Last night on vacation in Calgary had to be spent at a gig, right? Hello Moth and BMBSHL were on the cards for the night – something rather different from the normal.
It was BMBSHL’s, the brainchild of Canadian songwriter and producer Brenda MacQuarrie, first solo show – when this gig was booked she was performing with a full band who had since split up, so it was as much of a learning experience for MacQuarrie as it was the audience. Her voice was strong and the sheer amount of equipment she used was in itself an impressive feat, but there were occasions when her voice got lost due to everything else she had going on. When she’s realised just what an asset her voice actually is and starts to rely more on this than the synthesised sounds she’s also producing and instead uses them as an accompaniment, she’ll start to accomplish the potential she has. As it was, she certainly piqued the curiosity of the audience, who grew warmer towards her as her set went on. The music itself was a high standard- she describes herself as electronica soul, but that doesn’t nearly begin to describe the atmosphere she creates. Every note was hugely thought out and perfectly placed, starting the night off with a powerful impact that was to continue for the rest of the evening. She may have lost her vowels but she’s certainly won over some new fans,and with some slight changes to her sound to really spotlight her voice, she’s going to be a beautiful performer to watch in the future.

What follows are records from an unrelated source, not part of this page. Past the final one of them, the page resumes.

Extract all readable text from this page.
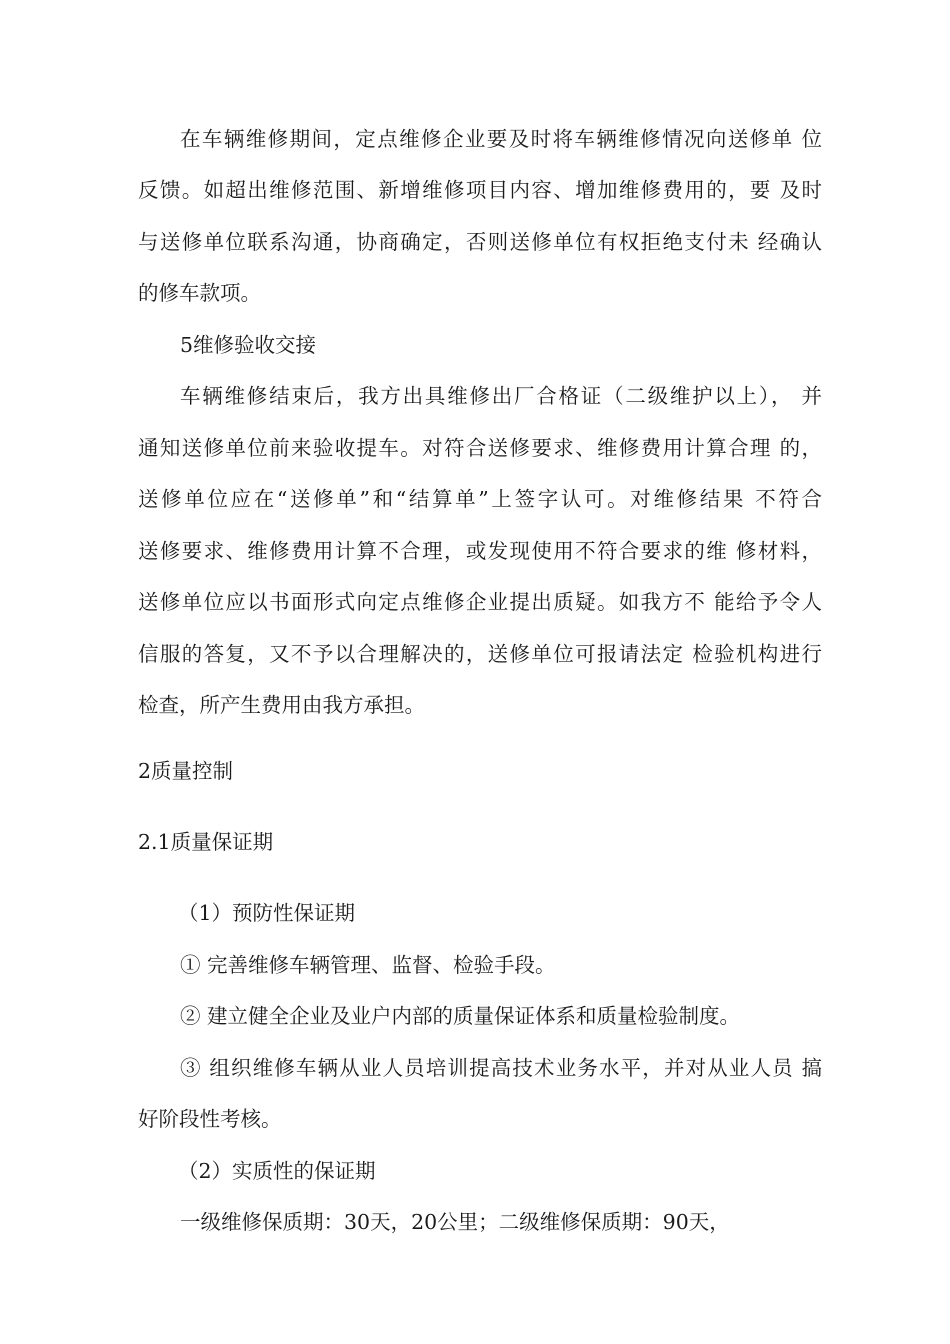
在车辆维修期间，定点维修企业要及时将车辆维修情况向送修单 位
反馈。如超出维修范围、新增维修项目内容、增加维修费用的，要 及时
与送修单位联系沟通，协商确定，否则送修单位有权拒绝支付未 经确认
的修车款项。
5维修验收交接
车辆维修结束后，我方出具维修出厂合格证（二级维护以上）， 并
通知送修单位前来验收提车。对符合送修要求、维修费用计算合理 的，
送修单位应在“送修单”和“结算单”上签字认可。对维修结果 不符合
送修要求、维修费用计算不合理，或发现使用不符合要求的维 修材料，
送修单位应以书面形式向定点维修企业提出质疑。如我方不 能给予令人
信服的答复，又不予以合理解决的，送修单位可报请法定 检验机构进行
检查，所产生费用由我方承担。
2质量控制
2.1质量保证期
（1）预防性保证期
① 完善维修车辆管理、监督、检验手段。
② 建立健全企业及业户内部的质量保证体系和质量检验制度。
③ 组织维修车辆从业人员培训提高技术业务水平，并对从业人员 搞
好阶段性考核。
（2）实质性的保证期
一级维修保质期：30天，20公里；二级维修保质期：90天，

Hello Moth – it’s pretty much impossible to describe what exactly this entity is. Throughout the set Hello Moth, the solo venture of the singer with Canadian proggers Diatessaron, uses a loop pedal, synthesiser, hugely powerful voice and various techniques to make a world of noise and sound that’s just that tiny bit different each time it’s performed, as everything about the show is live. The audience had two full sets to look forward for this show, each featuring a whole host of different experiences. It’s unusual to find a solo artist who falls into the ‘indescribable by genre’ category as mostly, there’s only a limited amount that one person can do. However, Hello Moth appears to push the boundaries of the normal, the recommendable and the generally accepted to create something that’s a world of its own.

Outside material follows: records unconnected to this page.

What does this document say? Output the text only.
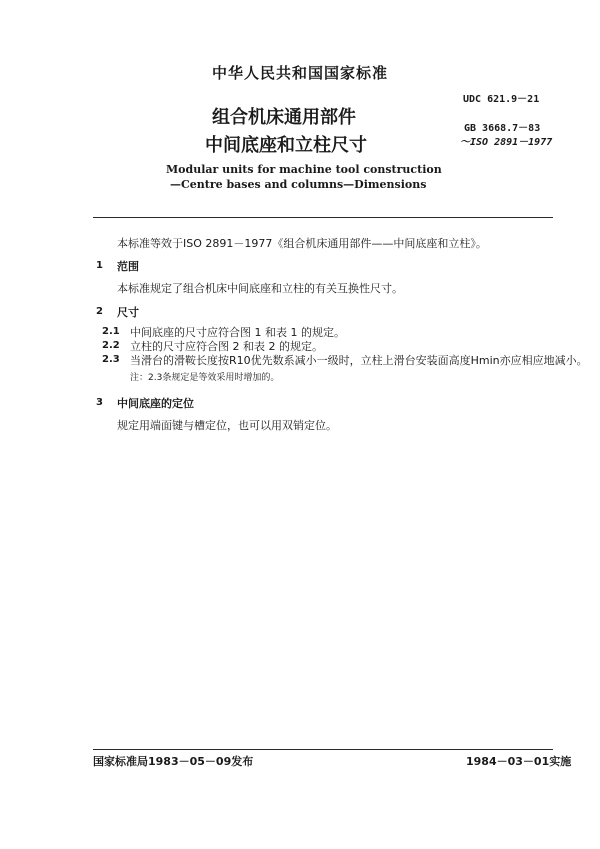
中华人民共和国国家标准
UDC 621.9－21
组合机床通用部件
中间底座和立柱尺寸
GB 3668.7－83
～ISO 2891－1977
Modular units for machine tool construction
—Centre bases and columns—Dimensions
本标准等效于ISO 2891－1977《组合机床通用部件——中间底座和立柱》。
1 范围
本标准规定了组合机床中间底座和立柱的有关互换性尺寸。
2 尺寸
2.1 中间底座的尺寸应符合图 1 和表 1 的规定。
2.2 立柱的尺寸应符合图 2 和表 2 的规定。
2.3 当滑台的滑鞍长度按R10优先数系减小一级时，立柱上滑台安装面高度Hmin亦应相应地减小。
注：2.3条规定是等效采用时增加的。
3 中间底座的定位
规定用端面键与槽定位，也可以用双销定位。
国家标准局1983－05－09发布	1984－03－01实施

Songs range from the painfully heartfelt Hold Me Goodbye to a completely reworked traditional songs like Rain And Snow, each song only being alike in their ability to bring something completely different to the table. Hello Moth’s vocal work is everything from classically trained high notes, angelically sung and designed to capture the audiences’ admiration to plunging and spat out growling words, designed to instil and inspire unease and discomfort in everybody’s preconceived notions of what the show would be. Added to this already almost lethal combination, Hello Moth’s stage presence is also absolutely spot on – the show completely consisted of him strutting around the stage, singing directly into peoples’ eyes and making sure that every single person in the room felt as though the show was being performed solely for them.
Adding a touch of beauty and spectacle to the show was the supremely talented Carisa Hendrix, an entertainer resplendent in a water nymph costume for the song River, and needless to say, she had everybody’s hearts and imaginations captured within seconds of coming onstage. If all the above hadn’t been enough to completely win over an audience, Hello Moth also added some Inuit throat-singing techniques and styles into some songs. This is a pretty rare technique that not many people can boast of, and it was fascinating to be able to see this kind of singing performed in the live environment. A version of Silent Night incorporating the WW1 story about English and German troops was hugely well received, and a thought felt touch to a pre-Christmas gig.

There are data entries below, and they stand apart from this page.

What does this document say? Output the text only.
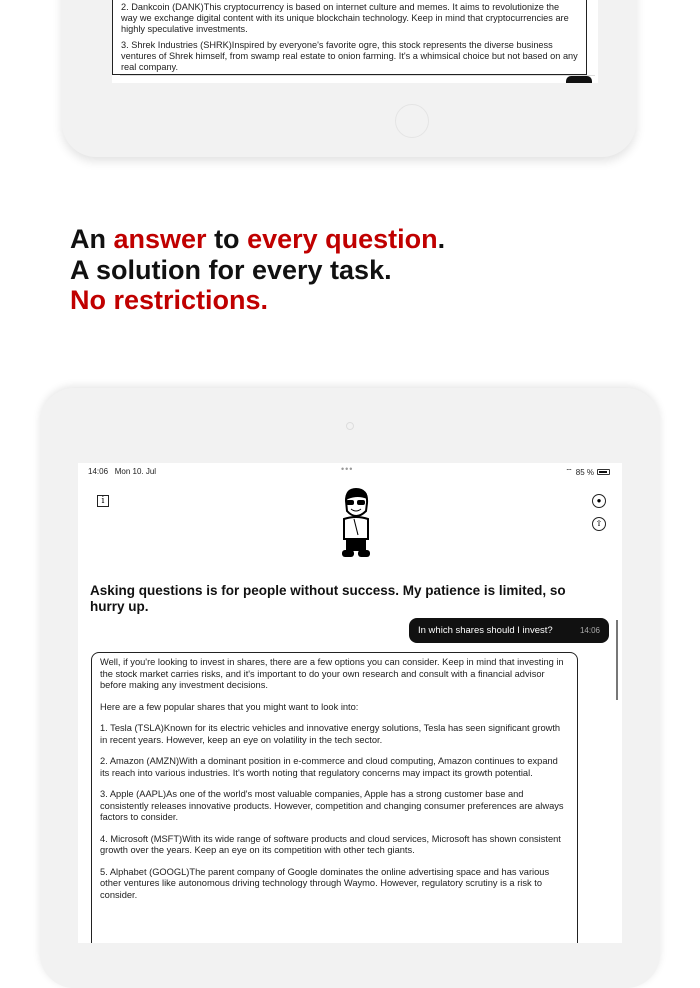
2. Dankcoin (DANK)This cryptocurrency is based on internet culture and memes. It aims to revolutionize the way we exchange digital content with its unique blockchain technology. Keep in mind that cryptocurrencies are highly speculative investments.

3. Shrek Industries (SHRK)Inspired by everyone's favorite ogre, this stock represents the diverse business ventures of Shrek himself, from swamp real estate to onion farming. It's a whimsical choice but not based on any real company.

An answer to every question.
A solution for every task.
No restrictions.
14:06 Mon 10. Jul	•••	⌔ 85 %
i	●
⇧
Asking questions is for people without success. My patience is limited, so hurry up.
In which shares should I invest?	14:06

Well, if you're looking to invest in shares, there are a few options you can consider. Keep in mind that investing in the stock market carries risks, and it's important to do your own research and consult with a financial advisor before making any investment decisions.

Here are a few popular shares that you might want to look into:

1. Tesla (TSLA)Known for its electric vehicles and innovative energy solutions, Tesla has seen significant growth in recent years. However, keep an eye on volatility in the tech sector.

2. Amazon (AMZN)With a dominant position in e-commerce and cloud computing, Amazon continues to expand its reach into various industries. It's worth noting that regulatory concerns may impact its growth potential.

3. Apple (AAPL)As one of the world's most valuable companies, Apple has a strong customer base and consistently releases innovative products. However, competition and changing consumer preferences are always factors to consider.

4. Microsoft (MSFT)With its wide range of software products and cloud services, Microsoft has shown consistent growth over the years. Keep an eye on its competition with other tech giants.

5. Alphabet (GOOGL)The parent company of Google dominates the online advertising space and has various other ventures like autonomous driving technology through Waymo. However, regulatory scrutiny is a risk to consider.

Hello Moth’s show encompassed everything that can be versatile, exciting and beautiful about music. While some of the audience looked a little bemused and confused some of the time, all the audience left feeling as though they’d experienced a night rather than seen a show. All the time flamboyantly projecting dark and light contrasts, Hello Moth owned every inch of the stage for the entirety of the night and even the show lighting, subtle as it was, followed and highlighted every contour of the performance. A Song About Devotion is not only a stunning example of a Hello Moth song, but also a reference to the entire Hello Moth entity – the lyrics “don’t be afraid, I’ll show you how” sum up the live experience of a Hello Moth show. It’s bewildering, exciting and a journey in itself, led by a performer who pours true emotion into every note that he sings.